C'est une parfaite illustration de ce qui attend les parents et les travailleurs de l'Éducation nationale, donc pour toute la scolarisation, si l'on fait sauter la carte scolaire. Lorsque l'on n'affirme plus clairement la priorité à la formation dans des établissements publics et laïcs, progressivement les financements se tarissent. L'offre de formation, présentée comme un « service public », peut très bien échapper totalement aux établissements publics. Les établissements privés, ouvertement soutenus par le gouvernement actuel, ratissent de plus en plus large, ouvrent des classes, modifient très facilement leur offre de formations et se font passer pour des établissements dynamiques et efficaces, d'autant plus aisément que l'État vient de « couper les ailes » du bahut public voisin.
Majoritaires dans les instances de décision, les partisans de l’enseignement privé, font la pluie et le beau temps dans les orientations des formations agricoles. Jouant sur les restrictions budgétaires qui touchent d’abord les établissements publics, ils en profitent pour s’installer peu à peu en situation de monopole. Très vite, il n’est plus question d’instruire des élèves, mais de récupérer des « marchés ». Les centres de formation pour adultes (CFPPA), quoique publics, ont été amenés eux aussi à se lancer dans une course effrénée à la recherche de financements.
Des régions où il reste moins de 20 % d'enseignement agricole public (EAP) comme le Nord-Pas-de-Calais ou les Pays de Loire, où les parents d'élèves n'ont absolument plus le choix et sont parfois obligés d'inscrire l'enfant dans un établissement confessionnel (fièrement revendiqué avec de nouvelles plaques « Enseignement Catholique »), voilà le résultat des politiques permanentes de soutien et de financement de la 5e République.
Loin d’avoir fait vœu de pauvreté et de modestie, les établissements privés sont aujourd’hui largement plus nombreux que les établissements publics et en situation de monopole sur un nombre croissant de formations. Appuyés, relayés par les gouvernements successifs, dont celui des coalitions PS-PCF-PRG-MRC (avec la loi Rocard du 31 décembre 1984 qui permet à l’État de financer sans limite les écoles catholiques d'agriculture), ces bons apôtres revendiquent davantage la manne de l’argent public et entendent étouffer les derniers établissements publics. Après avoir tenu le discours du « il faut partager la galette », ils cherchent maintenant à l'avaler toute entière.

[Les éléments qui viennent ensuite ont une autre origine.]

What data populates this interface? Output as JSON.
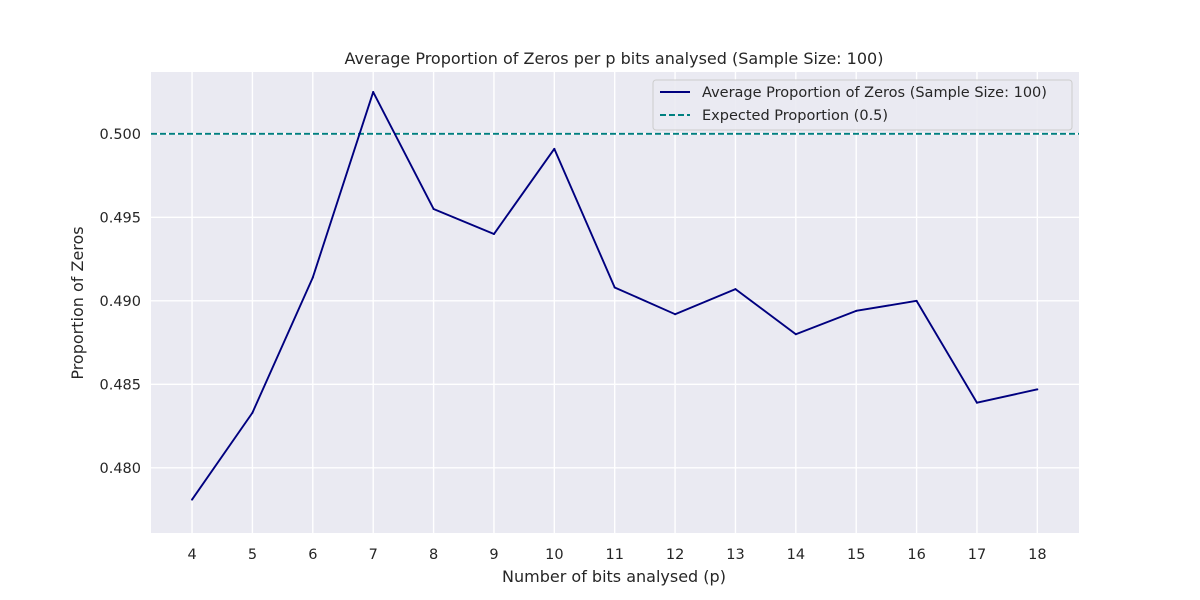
{
  "chart_data": {
    "type": "line",
    "title": "Average Proportion of Zeros per p bits analysed (Sample Size: 100)",
    "xlabel": "Number of bits analysed (p)",
    "ylabel": "Proportion of Zeros",
    "x": [
      4,
      5,
      6,
      7,
      8,
      9,
      10,
      11,
      12,
      13,
      14,
      15,
      16,
      17,
      18
    ],
    "x_tick_labels": [
      "4",
      "5",
      "6",
      "7",
      "8",
      "9",
      "10",
      "11",
      "12",
      "13",
      "14",
      "15",
      "16",
      "17",
      "18"
    ],
    "y_tick_values": [
      0.48,
      0.485,
      0.49,
      0.495,
      0.5
    ],
    "y_tick_labels": [
      "0.480",
      "0.485",
      "0.490",
      "0.495",
      "0.500"
    ],
    "xlim": [
      3.32,
      18.69
    ],
    "ylim": [
      0.4761,
      0.5037
    ],
    "grid": true,
    "legend_position": "top-right",
    "series": [
      {
        "name": "Average Proportion of Zeros (Sample Size: 100)",
        "style": "solid",
        "color": "#00007f",
        "values": [
          0.4781,
          0.4833,
          0.4914,
          0.5025,
          0.4955,
          0.494,
          0.4991,
          0.4908,
          0.4892,
          0.4907,
          0.488,
          0.4894,
          0.49,
          0.4839,
          0.4847
        ]
      }
    ],
    "reference_lines": [
      {
        "name": "Expected Proportion (0.5)",
        "y": 0.5,
        "style": "dashed",
        "color": "#008080"
      }
    ],
    "colors": {
      "plot_background": "#eaeaf2",
      "grid": "#ffffff",
      "text": "#262626"
    }
  }
}
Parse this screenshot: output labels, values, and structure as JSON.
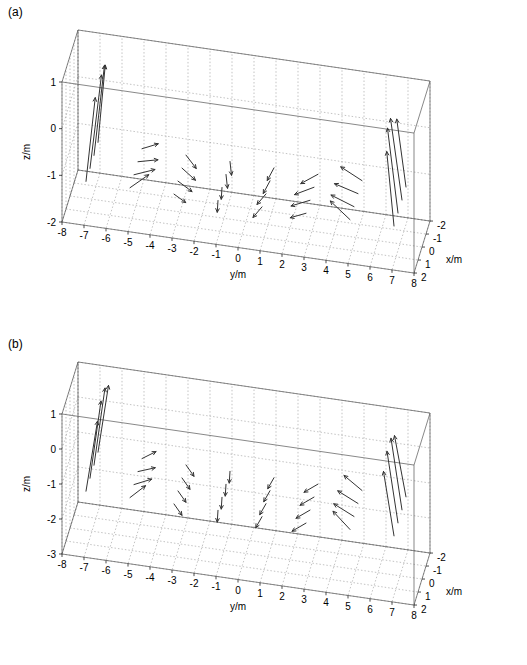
{
  "chart_data": [
    {
      "type": "quiver3d",
      "title": "(a)",
      "xlabel": "x/m",
      "ylabel": "y/m",
      "zlabel": "z/m",
      "color": "#333333",
      "grid": true,
      "xlim": [
        -2,
        2
      ],
      "ylim": [
        -8,
        8
      ],
      "zlim": [
        -2,
        1
      ],
      "xticks": [
        -2,
        -1,
        0,
        1,
        2
      ],
      "yticks": [
        -8,
        -7,
        -6,
        -5,
        -4,
        -3,
        -2,
        -1,
        0,
        1,
        2,
        3,
        4,
        5,
        6,
        7,
        8
      ],
      "zticks": [
        -2,
        -1,
        0,
        1
      ],
      "x": [
        -1.5,
        -0.5,
        0.5,
        1.5,
        -1.5,
        -0.5,
        0.5,
        1.5,
        -1.5,
        -0.5,
        0.5,
        1.5,
        -1.5,
        -0.5,
        0.5,
        1.5,
        -1.5,
        -0.5,
        0.5,
        1.5,
        -1.5,
        -0.5,
        0.5,
        1.5,
        -1.5,
        -0.5,
        0.5,
        1.5,
        -1.5,
        -0.5,
        0.5,
        1.5
      ],
      "y": [
        -7,
        -7,
        -7,
        -7,
        -5,
        -5,
        -5,
        -5,
        -3,
        -3,
        -3,
        -3,
        -1,
        -1,
        -1,
        -1,
        1,
        1,
        1,
        1,
        3,
        3,
        3,
        3,
        5,
        5,
        5,
        5,
        7,
        7,
        7,
        7
      ],
      "z": [
        -1.2,
        -1.2,
        -1.2,
        -1.2,
        -1.2,
        -1.2,
        -1.2,
        -1.2,
        -1.2,
        -1.2,
        -1.2,
        -1.2,
        -1.2,
        -1.2,
        -1.2,
        -1.2,
        -1.2,
        -1.2,
        -1.2,
        -1.2,
        -1.2,
        -1.2,
        -1.2,
        -1.2,
        -1.2,
        -1.2,
        -1.2,
        -1.2,
        -1.2,
        -1.2,
        -1.2,
        -1.2
      ],
      "u": [
        0.1,
        0.05,
        -0.05,
        -0.1,
        0.3,
        0.2,
        0.1,
        0.05,
        0.35,
        0.3,
        0.25,
        0.2,
        0.4,
        0.4,
        0.35,
        0.35,
        0.4,
        0.4,
        0.35,
        0.35,
        0.35,
        0.3,
        0.25,
        0.2,
        0.2,
        0.15,
        0.1,
        0.05,
        0.1,
        0.05,
        -0.05,
        -0.1
      ],
      "v": [
        0.15,
        0.2,
        0.2,
        0.15,
        0.35,
        0.4,
        0.4,
        0.35,
        0.25,
        0.3,
        0.3,
        0.25,
        0.1,
        0.1,
        0.05,
        0.05,
        -0.05,
        -0.05,
        -0.1,
        -0.1,
        -0.25,
        -0.3,
        -0.3,
        -0.25,
        -0.35,
        -0.4,
        -0.4,
        -0.35,
        -0.15,
        -0.2,
        -0.2,
        -0.15
      ],
      "w": [
        0.7,
        0.8,
        0.8,
        0.7,
        0.15,
        0.1,
        0.1,
        0.15,
        0,
        0,
        0,
        0,
        0,
        0,
        0,
        0,
        0,
        0,
        0,
        0,
        0,
        0,
        0,
        0,
        0.15,
        0.1,
        0.1,
        0.15,
        0.6,
        0.7,
        0.7,
        0.6
      ]
    },
    {
      "type": "quiver3d",
      "title": "(b)",
      "xlabel": "x/m",
      "ylabel": "y/m",
      "zlabel": "z/m",
      "color": "#333333",
      "grid": true,
      "xlim": [
        -2,
        2
      ],
      "ylim": [
        -8,
        8
      ],
      "zlim": [
        -3,
        1
      ],
      "xticks": [
        -2,
        -1,
        0,
        1,
        2
      ],
      "yticks": [
        -8,
        -7,
        -6,
        -5,
        -4,
        -3,
        -2,
        -1,
        0,
        1,
        2,
        3,
        4,
        5,
        6,
        7,
        8
      ],
      "zticks": [
        -3,
        -2,
        -1,
        0,
        1
      ],
      "x": [
        -1.5,
        -0.5,
        0.5,
        1.5,
        -1.5,
        -0.5,
        0.5,
        1.5,
        -1.5,
        -0.5,
        0.5,
        1.5,
        -1.5,
        -0.5,
        0.5,
        1.5,
        -1.5,
        -0.5,
        0.5,
        1.5,
        -1.5,
        -0.5,
        0.5,
        1.5,
        -1.5,
        -0.5,
        0.5,
        1.5,
        -1.5,
        -0.5,
        0.5,
        1.5
      ],
      "y": [
        -7,
        -7,
        -7,
        -7,
        -5,
        -5,
        -5,
        -5,
        -3,
        -3,
        -3,
        -3,
        -1,
        -1,
        -1,
        -1,
        1,
        1,
        1,
        1,
        3,
        3,
        3,
        3,
        5,
        5,
        5,
        5,
        7,
        7,
        7,
        7
      ],
      "z": [
        -1.3,
        -1.3,
        -1.3,
        -1.3,
        -1.3,
        -1.3,
        -1.3,
        -1.3,
        -1.3,
        -1.3,
        -1.3,
        -1.3,
        -1.3,
        -1.3,
        -1.3,
        -1.3,
        -1.3,
        -1.3,
        -1.3,
        -1.3,
        -1.3,
        -1.3,
        -1.3,
        -1.3,
        -1.3,
        -1.3,
        -1.3,
        -1.3,
        -1.3,
        -1.3,
        -1.3,
        -1.3
      ],
      "u": [
        0.05,
        0,
        0,
        -0.05,
        0.25,
        0.2,
        0.15,
        0.1,
        0.3,
        0.3,
        0.3,
        0.3,
        0.35,
        0.35,
        0.35,
        0.35,
        0.35,
        0.35,
        0.35,
        0.35,
        0.3,
        0.3,
        0.3,
        0.3,
        0.15,
        0.1,
        0.1,
        0.05,
        0.05,
        0,
        0,
        -0.05
      ],
      "v": [
        0.2,
        0.2,
        0.2,
        0.2,
        0.3,
        0.35,
        0.35,
        0.3,
        0.2,
        0.2,
        0.2,
        0.2,
        0.05,
        0.05,
        0.05,
        0.05,
        -0.05,
        -0.05,
        -0.05,
        -0.05,
        -0.2,
        -0.2,
        -0.2,
        -0.2,
        -0.3,
        -0.35,
        -0.35,
        -0.3,
        -0.2,
        -0.2,
        -0.2,
        -0.2
      ],
      "w": [
        0.8,
        0.9,
        0.9,
        0.8,
        0.2,
        0.15,
        0.15,
        0.2,
        0,
        0,
        0,
        0,
        0,
        0,
        0,
        0,
        0,
        0,
        0,
        0,
        0,
        0,
        0,
        0,
        0.2,
        0.15,
        0.15,
        0.2,
        0.7,
        0.8,
        0.8,
        0.7
      ]
    }
  ]
}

Comme les cliniques capitalistes et les hôpitaux publics sont censés collaborer, dans le cadre de l'élaboration, du « schéma régional des formations » agricoles, les lycées publics et ceux de l’Église catholique sont invités à travailler ensemble. Tous les chefs d'établissement et quelques représentants des personnels sont assis autour des mêmes tables pour se répartir les « compétences ». Ainsi, les établissements privés, qui n’ont d’autre règle que l’opportunisme et la rapacité, finissent par récupérer des formations aux derniers établissements publics dont les gouvernements UMP ne cessent de réduire les dotations (548 postes supprimés dans l’enseignement technique, 35 postes supprimés dans le supérieur) et de dégrader les conditions d'accueil et de fonctionnement (200 classes fermées en 5 ans), tout en clamant haut et fort dans les différentes instances qu'ils coûtent trop cher.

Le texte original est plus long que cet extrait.